Allah telah memerintahkan Rasul-Nya saw dengan segela perbuatan ma’ruf dan melarang dari segala yang munkar, dan Dia menghalalkan segalayang baik dan mengharamkan segala yang buruk. Dia telah tsabit dari beliau saw dalam Ash Shahih bahwa beliau bersabda : “Tidaklah Allah mengutus seorang Nabipun melainkan telah wajib atasnya untuk menunjukkan umatnya terhadap kebaikan apa yang dia ketahui bagi meerka dan melarang mereka dari keburukan yang dia ketahui agi mereka”[36] dan telah tsabit dari Al Irbadl Ibnu Sariyah beliau berkata : “Rasulullah saw telah memberikan kepada kami suatu wejangan yang hati takut darinya dan mata menangis darinya. Ia berkata : Maka kami berkata : Wahai Rasulullah seolah ini adalah wejangan orang yang mau meninggalkan, maka apa yang engkau wasiatkan kepada kami? Maka beliau berkata : Saya wasiat kepada kalian agar mendengar dan ta’at, karena sesungguhnya orang yang hidup diantara kalian sesuah saya, maka dia akan melihat perselisihan yang sangat banyak, maka pegang teguhlah sunnahku dan sunnah al khulafa ar rasyidin al mahdiyyin setelahku, pegang eratlah dien dan hindarilah segala urusan yang diada-adakan karena setiap bid’ah adalah kesesatan”[37] dan telah tsabit juga dari beliau saw bahwa beliau bersabda : “Aku tidak meninggalkan sesuatupun yang menjauhkan kalian dari jahanam melainkan aku telah memberitahukannya kepada kalian.[38] Dan sabdanya : “Saya telah meninggalkan kalian di atas jalan yang terang, malamnya seperti siangnya, tidak menyimpang darinyasetelahku kecuali orang yang binasa.[39]

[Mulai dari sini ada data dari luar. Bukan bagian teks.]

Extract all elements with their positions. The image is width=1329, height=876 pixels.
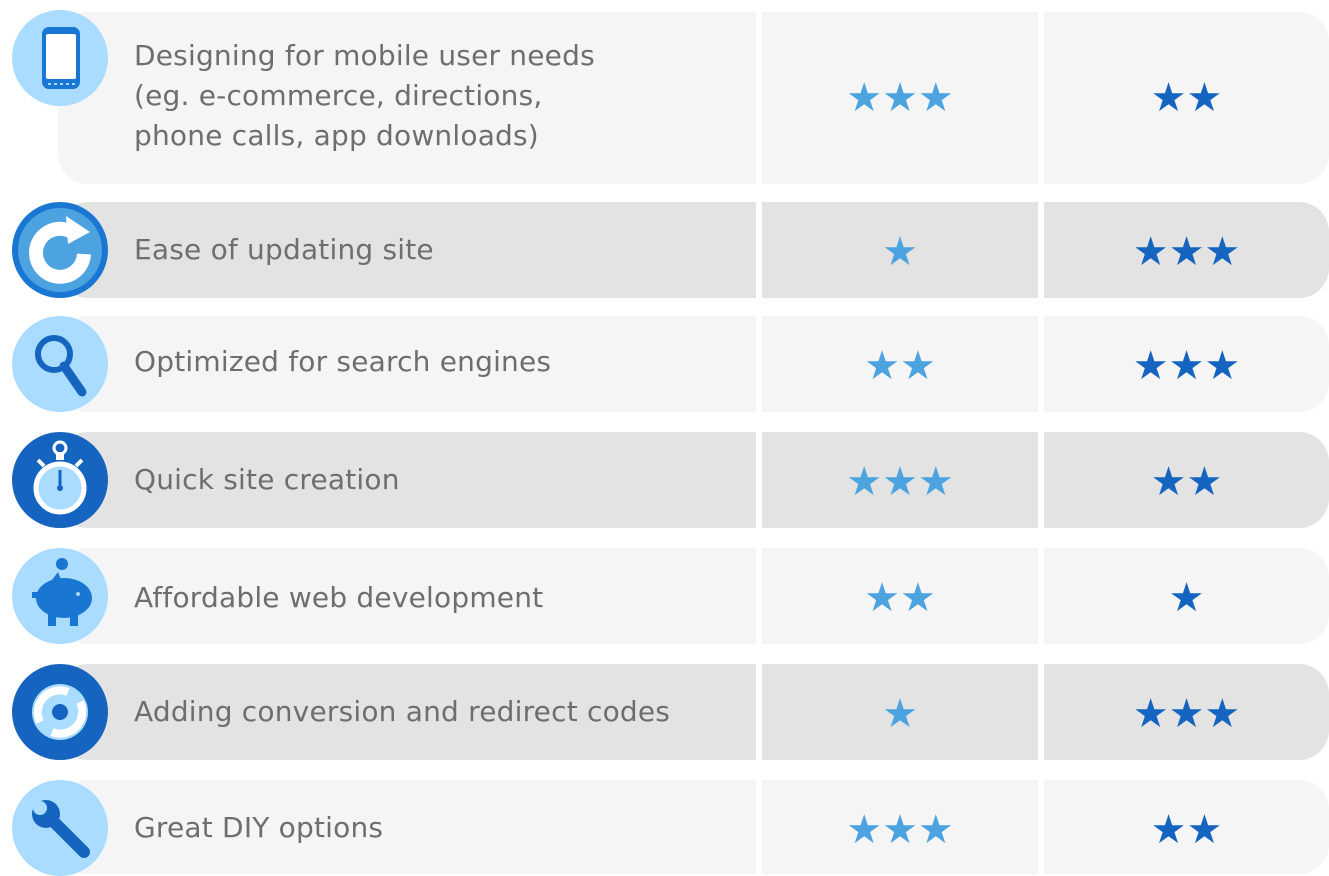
- rating-stars-col1: ★★★: [846, 75, 954, 121]
- feature-label: Designing for mobile user needs (eg. e-c…: [134, 39, 595, 152]
- rating-stars-col1: ★★★: [846, 807, 954, 853]
- feature-label: Optimized for search engines: [134, 345, 552, 378]
- rating-stars-col1: ★★★: [846, 459, 954, 505]
- feature-label: Affordable web development: [134, 581, 544, 614]
- rating-stars-col2: ★: [1168, 575, 1205, 621]
- feature-label: Adding conversion and redirect codes: [134, 695, 671, 728]
- rating-stars-col2: ★★: [1150, 807, 1223, 853]
- magnifier-icon: [12, 316, 108, 412]
- rating-stars-col2: ★★: [1150, 459, 1223, 505]
- mobile-phone-icon: [12, 10, 108, 106]
- wrench-icon: [12, 780, 108, 876]
- rating-stars-col2: ★★★: [1132, 691, 1241, 737]
- rating-stars-col2: ★★★: [1132, 229, 1241, 275]
- rating-stars-col1: ★: [882, 229, 918, 275]
- comparison-table: Designing for mobile user needs (eg. e-c…: [0, 0, 1329, 876]
- rating-stars-col2: ★★: [1150, 75, 1223, 121]
- refresh-arrow-icon: [12, 202, 108, 298]
- rating-stars-col1: ★★: [864, 343, 936, 389]
- rating-stars-col1: ★: [882, 691, 918, 737]
- rating-stars-col2: ★★★: [1132, 343, 1241, 389]
- rating-stars-col1: ★★: [864, 575, 936, 621]
- feature-label: Quick site creation: [134, 463, 400, 496]
- sync-arrows-icon: [12, 664, 108, 760]
- piggy-bank-icon: [12, 548, 108, 644]
- stopwatch-icon: [12, 432, 108, 528]
- feature-label: Great DIY options: [134, 811, 384, 844]
- feature-label: Ease of updating site: [134, 233, 434, 266]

Dan bukti-bukti dalil “hal pokok yang agung lagi menyeluruh” ini adalah banyak sekali dari Al Kitab dan As Sunnah. Dan para ulama membuatkan judul dalam kitab-kitab mereka “Kitab Al I’tisham Bil Kitab Was Sunnah” sebagaimana judul yang dibuat oleh Al Bukhari, Al Baghawi dan yang lainnya. Barangsiapa berpegang erat dengan Al Kitab dan As Sunnah maka ia termasuk wali-wali Allah yang bertaqwa, barisan-Nya yang beruntung dan bala tentara-Nya yang menang. Dan salaf – seperti Malik dan yang lainnya – mengatakan : Sunnah itu seperti bahtera Nuh, siapa yang menaikinya maka ia selamat dan barangsiapa yang tinggal darinya maka ia tenggelam”. Dan Az Zuhriy berkata : Adalah orang yang terdahulu dari ulama kita mengatakan : Berpegang kepada As Sunnah adalah keselamatan.
BILA HAL INI sudah diketahui maka diketahuilah bahwa apa yang dengannya Allah memberi hidayah kepada orang-orang yang sesat dan yang dengannya Dia membimbing orang-orang yang binasa mesti ia terbukti pada apa yang dengannya Allah telah mengutus Rasul-Nya berupa Al Kitab dan As Sunnah[40] Dan kalau tidak demikian maka sesungguhnya andaikata apa yang dengannya Allah mengutus Rasul-Nya saw itu adalah tidak cukup dalam hal itu, tentulah dien Rasul ini adalah kurang lagi butuh kesempurnaan.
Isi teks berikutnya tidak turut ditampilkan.